Babcock v. Mann

Mahoney, P. J.

Appeal from an order of the Supreme Court (Williams, J.), entered August 18, 1989 in Sullivan County, which, inter alia, granted defendant Robert Scheinman’s motion to amend his answer.

Plaintiff Glen Babcock (hereinafter plaintiff) was injured on June 1, 1987 when, during the course of his employment for Griff Petroleum, an excavation ditch collapsed causing him to fall. In August 1987, he commenced this action, with his wife’s derivative claim, alleging negligence and violations of Labor Law §§200 and 241 (6). He alleged that defendant Robert Scheinman was a contractor on the job, but this allegation was denied by Scheinman. At examinations before trial in October 1988, Scheinman and defendant Steven Pavlak gave testimony which Scheinman claims supports his position that he and plaintiff were coemployees of Griff Petroleum so that the exclusivity provision of Workers’ Compensation Law § 29 (6) protects him from suit. In June 1989, Scheinman moved to amend his answer to assert this protection as an affirmative defense. Over plaintiff’s objection, Supreme Court granted this motion. Plaintiff appeals.

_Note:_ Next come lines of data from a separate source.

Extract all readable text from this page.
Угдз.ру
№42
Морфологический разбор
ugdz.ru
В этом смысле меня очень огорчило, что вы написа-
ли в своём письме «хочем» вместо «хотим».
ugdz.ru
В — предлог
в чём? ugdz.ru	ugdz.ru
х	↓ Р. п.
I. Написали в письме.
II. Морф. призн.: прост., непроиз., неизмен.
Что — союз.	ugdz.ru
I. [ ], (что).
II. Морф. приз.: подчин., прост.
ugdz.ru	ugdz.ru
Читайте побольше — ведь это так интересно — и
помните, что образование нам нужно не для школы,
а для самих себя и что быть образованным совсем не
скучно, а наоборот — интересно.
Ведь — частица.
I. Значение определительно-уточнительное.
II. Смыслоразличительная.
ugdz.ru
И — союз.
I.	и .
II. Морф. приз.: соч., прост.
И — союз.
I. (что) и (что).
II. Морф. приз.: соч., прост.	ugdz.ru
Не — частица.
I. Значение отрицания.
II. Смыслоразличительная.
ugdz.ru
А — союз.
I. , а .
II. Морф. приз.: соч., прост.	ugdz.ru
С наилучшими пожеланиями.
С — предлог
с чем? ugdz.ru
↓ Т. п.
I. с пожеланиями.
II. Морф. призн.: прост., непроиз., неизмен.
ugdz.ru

Leave to amend pleadings should be freely granted (see, CPLR 3025 [b]) and we usually do not interfere with a trial court’s broad discretion in deciding this matter (see, e.g., Podeszedlik v Mid-Hudson Civic Center, 162 AD2d 921). Although the motion to amend might have been made more promptly, we cannot deem Supreme Court’s decision allowing the amendment an abuse of discretion. Plaintiff was not prejudiced by any delay because Scheinman’s status was subject to dispute since the initial answer, denying Schein*573man’s role as a contractor, was served (see, supra). The absence of an affidavit by someone with personal knowledge of the facts to support Scheinman’s motion is not fatal since the motion was supported by an attorney’s affirmation annexing documentary evidence which can even support summary judgment motions (see, e.g., Olan v Farrell Lines, 64 NY2d 1092, 1093). Finally, plaintiff’s contention that Scheinman’s amendment is facially deficient does not warrant a contrary result. On this record, without more detailed information concerning Scheinman’s role in this matter, we cannot agree with plaintiff that there is no support for Scheinman’s position, although the precise nature of Scheinman’s role remains to be determined.

Order affirmed, without costs. Mahoney, P. J., Casey, Weiss, Yesawich, Jr., and Mercure, JJ., concur.